Robin Tunney and Simon Baker in The Mentalist.
My wife Sharon is a fan of police procedural shows, which means she has most of network TV to choose from (J. Edgar Hoover must be smiling somewhere, having innovated with newsreels and so effectively propagandized for the good guys in the Big G).
One of the shows she likes, and which I must watch with her, is The Mentalist (renewed Wednesday, according to CBS, though she’s not happy about losing Eleventh Hour and Without a Trace). The Mentalist stars the fine Australian actor Simon Baker, and this is a cute show because he’s good and so is the ensemble of actors he works with — though he was much more interesting on a far better show, The Guardian, a few years back.
Be that as it may, the plot of the season finale Tuesday night turned on the return of Red John, a psychopath who killed the wife and daughter of Baker’s character, Patrick Jane, a mind-reader who works with the California Bureau of Investigation. I despise hackneyed plots like this, with returning super-criminals presenting the big challenge to our hero; it’s lazy and stupid.
But the worst part was the plot development, when Jane goes to visit a blind woman (Alicia Witt) at her home, and learns that she knows Red John, though of course she’s never seen him. (Another cheap gag.) And what do we learn about this mysterious killer, this freak who haunted the whole first season and doubtless will do so in the second?
He loves classical music.
And we learn this as Witt’s character plays the familiar C major Prelude from the first book of Bach’s Well-Tempered Clavier.
Not all that long ago on another cops show, Criminal Minds, a master serial killer played by Keith Carradine, who thwarts the dedicated FBI profilers, is described as a lover of Beethoven.
What is the deal? Why is elite criminality associated with a love of classical music? Surely it’s just more lazy scriptwriting, in which writers can easily telegraph to the audience that this is a criminal to be reckoned with, simply by summoning up the idea that he listens to string quartets.

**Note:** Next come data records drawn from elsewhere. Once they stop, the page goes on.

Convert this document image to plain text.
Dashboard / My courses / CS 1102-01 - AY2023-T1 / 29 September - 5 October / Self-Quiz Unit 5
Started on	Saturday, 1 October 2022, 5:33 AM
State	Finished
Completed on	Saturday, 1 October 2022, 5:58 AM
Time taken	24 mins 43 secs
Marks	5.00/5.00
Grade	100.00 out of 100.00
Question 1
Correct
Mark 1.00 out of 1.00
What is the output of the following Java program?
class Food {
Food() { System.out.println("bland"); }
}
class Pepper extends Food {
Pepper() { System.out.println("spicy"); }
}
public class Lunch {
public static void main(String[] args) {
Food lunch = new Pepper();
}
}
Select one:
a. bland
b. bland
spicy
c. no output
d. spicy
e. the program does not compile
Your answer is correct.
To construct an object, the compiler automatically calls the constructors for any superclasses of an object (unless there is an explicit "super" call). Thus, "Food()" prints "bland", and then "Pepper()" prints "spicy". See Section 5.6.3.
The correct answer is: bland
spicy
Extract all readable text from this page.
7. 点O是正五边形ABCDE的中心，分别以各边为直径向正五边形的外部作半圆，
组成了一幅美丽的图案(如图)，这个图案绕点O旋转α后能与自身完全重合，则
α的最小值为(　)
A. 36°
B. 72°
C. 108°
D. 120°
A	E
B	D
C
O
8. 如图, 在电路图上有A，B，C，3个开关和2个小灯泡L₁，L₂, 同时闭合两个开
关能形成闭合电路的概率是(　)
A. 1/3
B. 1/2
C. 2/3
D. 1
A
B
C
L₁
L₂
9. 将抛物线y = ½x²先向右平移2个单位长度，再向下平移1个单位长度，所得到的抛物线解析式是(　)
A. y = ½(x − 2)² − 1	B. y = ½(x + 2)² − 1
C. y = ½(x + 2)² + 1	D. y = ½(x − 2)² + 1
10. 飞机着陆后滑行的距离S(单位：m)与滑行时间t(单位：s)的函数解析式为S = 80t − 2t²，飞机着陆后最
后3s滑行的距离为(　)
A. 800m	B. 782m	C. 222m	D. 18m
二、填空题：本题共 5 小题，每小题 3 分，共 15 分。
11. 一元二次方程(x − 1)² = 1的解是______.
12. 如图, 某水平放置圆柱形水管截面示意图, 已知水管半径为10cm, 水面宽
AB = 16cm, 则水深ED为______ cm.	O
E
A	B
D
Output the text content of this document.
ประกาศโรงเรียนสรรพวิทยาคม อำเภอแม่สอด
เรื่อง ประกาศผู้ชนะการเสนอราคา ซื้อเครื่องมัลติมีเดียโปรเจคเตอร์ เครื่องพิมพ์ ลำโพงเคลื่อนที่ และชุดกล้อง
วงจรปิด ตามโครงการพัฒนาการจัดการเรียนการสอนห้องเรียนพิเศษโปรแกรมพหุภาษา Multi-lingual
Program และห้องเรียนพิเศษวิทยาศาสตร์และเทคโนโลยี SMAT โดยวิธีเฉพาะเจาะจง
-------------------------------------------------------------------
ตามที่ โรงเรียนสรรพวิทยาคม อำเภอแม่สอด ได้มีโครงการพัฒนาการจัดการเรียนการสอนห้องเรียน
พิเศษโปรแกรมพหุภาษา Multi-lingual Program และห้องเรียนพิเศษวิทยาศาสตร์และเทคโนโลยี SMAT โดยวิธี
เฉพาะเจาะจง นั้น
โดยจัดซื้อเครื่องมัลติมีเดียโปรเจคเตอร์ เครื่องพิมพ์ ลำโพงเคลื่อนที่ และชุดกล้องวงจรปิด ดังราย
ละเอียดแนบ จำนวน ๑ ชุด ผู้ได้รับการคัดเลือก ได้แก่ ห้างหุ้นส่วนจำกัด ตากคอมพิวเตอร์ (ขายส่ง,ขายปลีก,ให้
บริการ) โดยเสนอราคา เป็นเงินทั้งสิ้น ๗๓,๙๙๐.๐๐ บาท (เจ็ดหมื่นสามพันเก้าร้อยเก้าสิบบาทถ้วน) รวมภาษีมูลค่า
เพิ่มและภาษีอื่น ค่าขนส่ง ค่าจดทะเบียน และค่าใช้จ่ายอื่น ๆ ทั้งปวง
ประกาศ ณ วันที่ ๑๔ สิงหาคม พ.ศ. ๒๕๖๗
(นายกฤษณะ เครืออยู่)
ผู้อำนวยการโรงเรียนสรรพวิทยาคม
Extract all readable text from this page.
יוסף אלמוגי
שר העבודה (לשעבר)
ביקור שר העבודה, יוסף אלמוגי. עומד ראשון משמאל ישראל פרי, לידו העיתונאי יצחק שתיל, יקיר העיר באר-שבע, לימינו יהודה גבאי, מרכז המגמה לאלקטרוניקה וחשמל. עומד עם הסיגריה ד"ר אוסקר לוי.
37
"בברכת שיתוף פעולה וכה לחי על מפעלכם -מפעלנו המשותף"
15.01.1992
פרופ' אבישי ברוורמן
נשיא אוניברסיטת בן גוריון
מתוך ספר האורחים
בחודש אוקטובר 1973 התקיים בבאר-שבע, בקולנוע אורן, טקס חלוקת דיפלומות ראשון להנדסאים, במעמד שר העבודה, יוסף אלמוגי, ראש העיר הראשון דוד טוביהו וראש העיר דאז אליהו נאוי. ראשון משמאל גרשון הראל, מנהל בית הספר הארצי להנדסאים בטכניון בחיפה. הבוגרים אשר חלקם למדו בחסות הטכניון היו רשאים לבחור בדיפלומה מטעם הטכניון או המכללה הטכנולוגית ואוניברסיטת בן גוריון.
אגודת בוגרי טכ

In a way, I suppose it’s a complimentary stereotype: If you love classical, you must be a brainiac. That’s certainly not true; classical music is just music — of a different genre than others, but still music.
I guess the thing to do is research the musical tastes of the world’s biggest criminals and find out whether Mozart was or is on their turntables, CD players, or iPods. I’ll pass on this, since it would be gory, depressing research, but I’ll wager a guess that their musical tastes would vary widely, and classical probably wouldn’t be right up there at the top.
But maybe someday one of these recurring creeps can be enamored of a completely different kind of music. They wouldn’t be any less scary, and Bach wouldn’t have to be besmirched in the process.
4 Comments
May 22, 2009 at 7:21 pm
Interesting post! May I quote you and put a link at my site to this? It does seem that shows do this more frequently than I might like. (But then I did just read about a real killer who loves classical music! Uh-oh.)
Hope you don’t mind this random comment & question at your blog.
May 22, 2009 at 7:48 pm
Patty:
By all means, quote and link away.
Maybe someone else has another example, too.
May 22, 2009 at 10:09 pm
Thanks! I’ll be posting this tomorrow morning.